Department of Haematology, Oslo University Hospital, Oslo, Norway.
Cancer Genomics Proteomics. 2019 May-Jun;16(3):175-178. doi: 10.21873/cgp.20123.
BACKGROUND/AIM: The aim of the study was to determine the genetic and molecular consequences of trisomy 4, a recurrent but rare chromosomal abnormality in acute myeloid leukemia (AML).
Interphase fluorescence in situ hybridization, reverse transcriptase-quantitative polymerase chain reaction for 28 chromosomal gene translocations/fusion genes, and targeted sequencing analyses were performed on five AMLs with trisomy 4 as the sole chromosomal anomaly.
An NPM1 frameshift mutation was found in all leukemic bone marrows, DNMT3A, FLT3, and IDH1 mutations were found in three, KIT and NRAS mutations in two, whereas IDH2 (R140Q), RUNX1, and WT1 mutations were found in only one patient each. The three patients with a DNMT3A (R882H) mutation have died. In contrast, the two patients whose leukemic cells were without this mutation, are alive 55 and 31 months after diagnosis, respectively.
The results suggest a possible association between trisomy 4 and additional mutations that may influence prognosis.

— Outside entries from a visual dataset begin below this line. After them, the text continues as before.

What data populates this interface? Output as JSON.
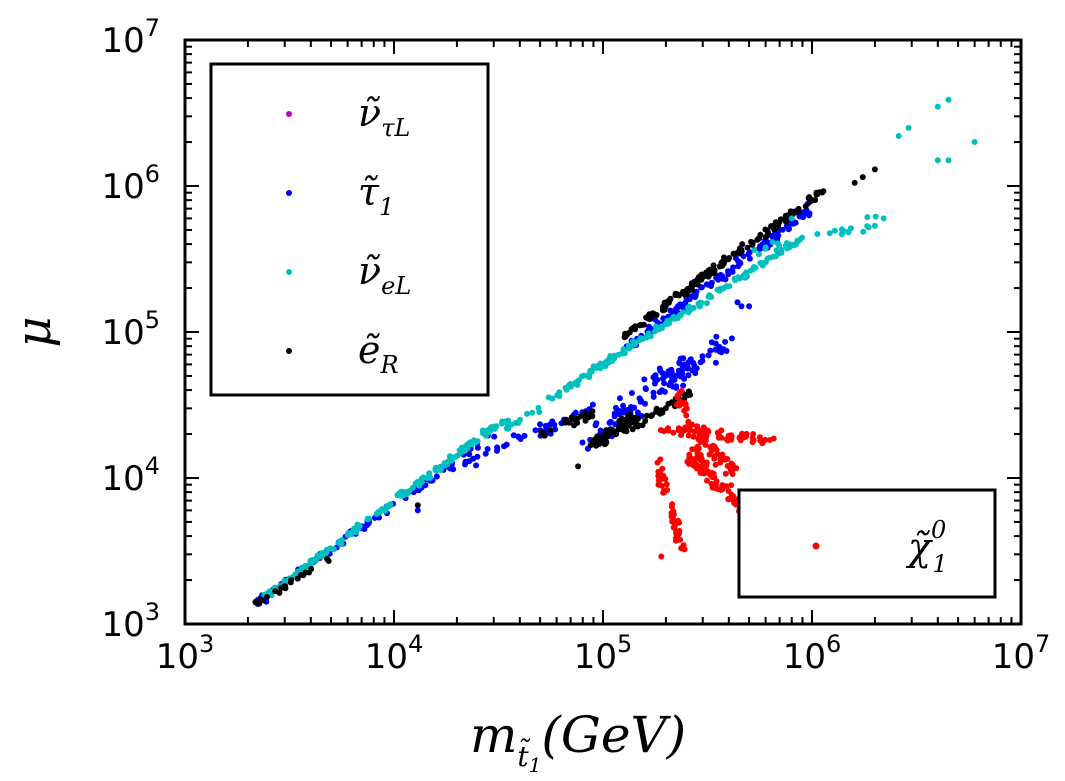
{
  "chart_data": {
    "type": "scatter",
    "title": "",
    "xlabel": {
      "base": "m",
      "sub": "t̃",
      "subsub": "1",
      "unit": "(GeV)"
    },
    "ylabel": "μ",
    "xscale": "log",
    "yscale": "log",
    "xlim": [
      1000,
      10000000
    ],
    "ylim": [
      1000,
      10000000
    ],
    "xticks": [
      {
        "base": "10",
        "exp": "3"
      },
      {
        "base": "10",
        "exp": "4"
      },
      {
        "base": "10",
        "exp": "5"
      },
      {
        "base": "10",
        "exp": "6"
      },
      {
        "base": "10",
        "exp": "7"
      }
    ],
    "yticks": [
      {
        "base": "10",
        "exp": "3"
      },
      {
        "base": "10",
        "exp": "4"
      },
      {
        "base": "10",
        "exp": "5"
      },
      {
        "base": "10",
        "exp": "6"
      },
      {
        "base": "10",
        "exp": "7"
      }
    ],
    "legend_main": {
      "placement": "upper-left",
      "entries": [
        {
          "name": "nu-tau-L",
          "symbol": "ν̃",
          "sub": "τL",
          "color": "#bf00bf"
        },
        {
          "name": "stau-1",
          "symbol": "τ̃",
          "sub": "1",
          "color": "#0000ff"
        },
        {
          "name": "nu-e-L",
          "symbol": "ν̃",
          "sub": "eL",
          "color": "#00bfbf"
        },
        {
          "name": "selectron-R",
          "symbol": "ẽ",
          "sub": "R",
          "color": "#000000"
        }
      ]
    },
    "legend_secondary": {
      "placement": "lower-right",
      "entries": [
        {
          "name": "neutralino-1",
          "symbol": "χ̃",
          "sup": "0",
          "sub": "1",
          "color": "#ff0000"
        }
      ]
    },
    "series": [
      {
        "name": "stau-1",
        "color": "#0000ff",
        "segments": [
          {
            "x": [
              2200,
              30000
            ],
            "y": [
              1400,
              20000
            ],
            "n": 90,
            "sx": 0.03,
            "sy": 0.03
          },
          {
            "x": [
              20000,
              90000
            ],
            "y": [
              12000,
              30000
            ],
            "n": 50,
            "sx": 0.06,
            "sy": 0.05
          },
          {
            "x": [
              90000,
              260000
            ],
            "y": [
              18000,
              65000
            ],
            "n": 90,
            "sx": 0.08,
            "sy": 0.12
          },
          {
            "x": [
              130000,
              1000000
            ],
            "y": [
              80000,
              700000
            ],
            "n": 130,
            "sx": 0.04,
            "sy": 0.04
          },
          {
            "x": [
              200000,
              380000
            ],
            "y": [
              40000,
              85000
            ],
            "n": 35,
            "sx": 0.08,
            "sy": 0.08
          }
        ]
      },
      {
        "name": "nu-e-L",
        "color": "#00bfbf",
        "segments": [
          {
            "x": [
              2200,
              35000
            ],
            "y": [
              1400,
              26000
            ],
            "n": 170,
            "sx": 0.025,
            "sy": 0.025
          },
          {
            "x": [
              35000,
              100000
            ],
            "y": [
              22000,
              60000
            ],
            "n": 40,
            "sx": 0.03,
            "sy": 0.03
          },
          {
            "x": [
              90000,
              900000
            ],
            "y": [
              55000,
              440000
            ],
            "n": 130,
            "sx": 0.025,
            "sy": 0.025
          },
          {
            "x": [
              500000,
              2200000
            ],
            "y": [
              350000,
              600000
            ],
            "n": 25,
            "sx": 0.05,
            "sy": 0.08
          }
        ]
      },
      {
        "name": "selectron-R",
        "color": "#000000",
        "segments": [
          {
            "x": [
              2200,
              5000
            ],
            "y": [
              1400,
              2800
            ],
            "n": 25,
            "sx": 0.02,
            "sy": 0.02
          },
          {
            "x": [
              50000,
              90000
            ],
            "y": [
              20000,
              28000
            ],
            "n": 25,
            "sx": 0.04,
            "sy": 0.04
          },
          {
            "x": [
              90000,
              140000
            ],
            "y": [
              17000,
              26000
            ],
            "n": 70,
            "sx": 0.05,
            "sy": 0.05
          },
          {
            "x": [
              140000,
              260000
            ],
            "y": [
              22000,
              38000
            ],
            "n": 30,
            "sx": 0.04,
            "sy": 0.04
          },
          {
            "x": [
              120000,
              1150000
            ],
            "y": [
              90000,
              950000
            ],
            "n": 160,
            "sx": 0.03,
            "sy": 0.03
          }
        ],
        "points": [
          [
            13000,
            6500
          ],
          [
            1600000,
            1050000
          ],
          [
            1750000,
            1150000
          ],
          [
            2000000,
            1300000
          ],
          [
            76000,
            12000
          ]
        ]
      },
      {
        "name": "neutralino-1",
        "color": "#ff0000",
        "segments": [
          {
            "x": [
              200000,
              580000
            ],
            "y": [
              22000,
              18000
            ],
            "n": 60,
            "sx": 0.12,
            "sy": 0.05
          },
          {
            "x": [
              250000,
              420000
            ],
            "y": [
              25000,
              11000
            ],
            "n": 50,
            "sx": 0.05,
            "sy": 0.08
          },
          {
            "x": [
              260000,
              480000
            ],
            "y": [
              14000,
              6000
            ],
            "n": 70,
            "sx": 0.05,
            "sy": 0.07
          },
          {
            "x": [
              180000,
              240000
            ],
            "y": [
              12000,
              3400
            ],
            "n": 50,
            "sx": 0.03,
            "sy": 0.12
          },
          {
            "x": [
              230000,
              300000
            ],
            "y": [
              38000,
              12000
            ],
            "n": 30,
            "sx": 0.03,
            "sy": 0.06
          }
        ],
        "points": [
          [
            190000,
            2900
          ]
        ]
      }
    ],
    "extra_points": [
      {
        "series": "nu-e-L",
        "color": "#00bfbf",
        "points": [
          [
            2600000,
            2200000
          ],
          [
            2900000,
            2500000
          ],
          [
            4000000,
            3500000
          ],
          [
            4500000,
            3900000
          ],
          [
            6000000,
            2000000
          ],
          [
            4000000,
            1500000
          ],
          [
            4500000,
            1500000
          ],
          [
            2200000,
            600000
          ],
          [
            800000,
            600000
          ]
        ]
      },
      {
        "series": "stau-1",
        "color": "#0000ff",
        "points": [
          [
            460000,
            150000
          ],
          [
            500000,
            150000
          ],
          [
            440000,
            160000
          ],
          [
            13000,
            6000
          ]
        ]
      }
    ]
  }
}
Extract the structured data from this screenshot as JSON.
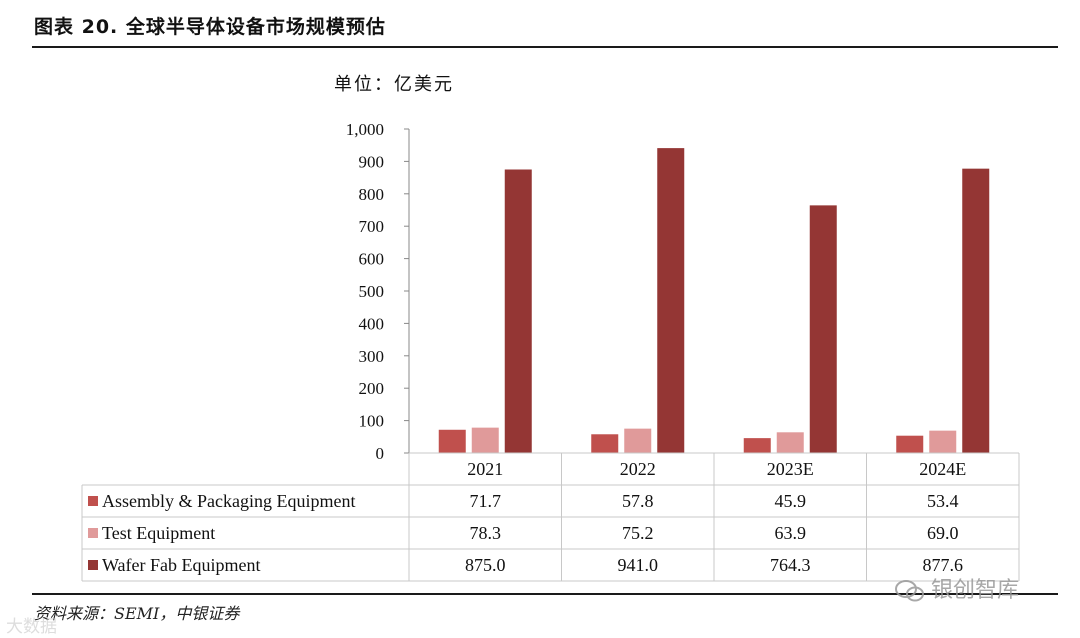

背景/目的:本研究旨在确定 4 号染色体三体,这是急性髓细胞白血病(AML)中一种常见但罕见的染色体异常,所导致的遗传和分子后果。
对五例仅存在 4 号染色体三体这一染色体异常的 AML 进行间期荧光原位杂交、28 种染色体基因易位/融合基因的逆转录定量聚合酶链反应和靶向测序分析。
所有白血病骨髓中均发现 NPM1 移码突变,3 例存在 DNMT3A、FLT3 和 IDH1 突变,2 例存在 KIT 和 NRAS 突变,而仅 1 例各存在 IDH2(R140Q)、RUNX1 和 WT1 突变。3 例存在 DNMT3A(R882H)突变的患者已死亡。相比之下,白血病细胞中不存在该突变的 2 例患者,分别在诊断后 55 个月和 31 个月时仍存活。
这些结果表明,4 号染色体三体与可能影响预后的其他突变之间可能存在关联。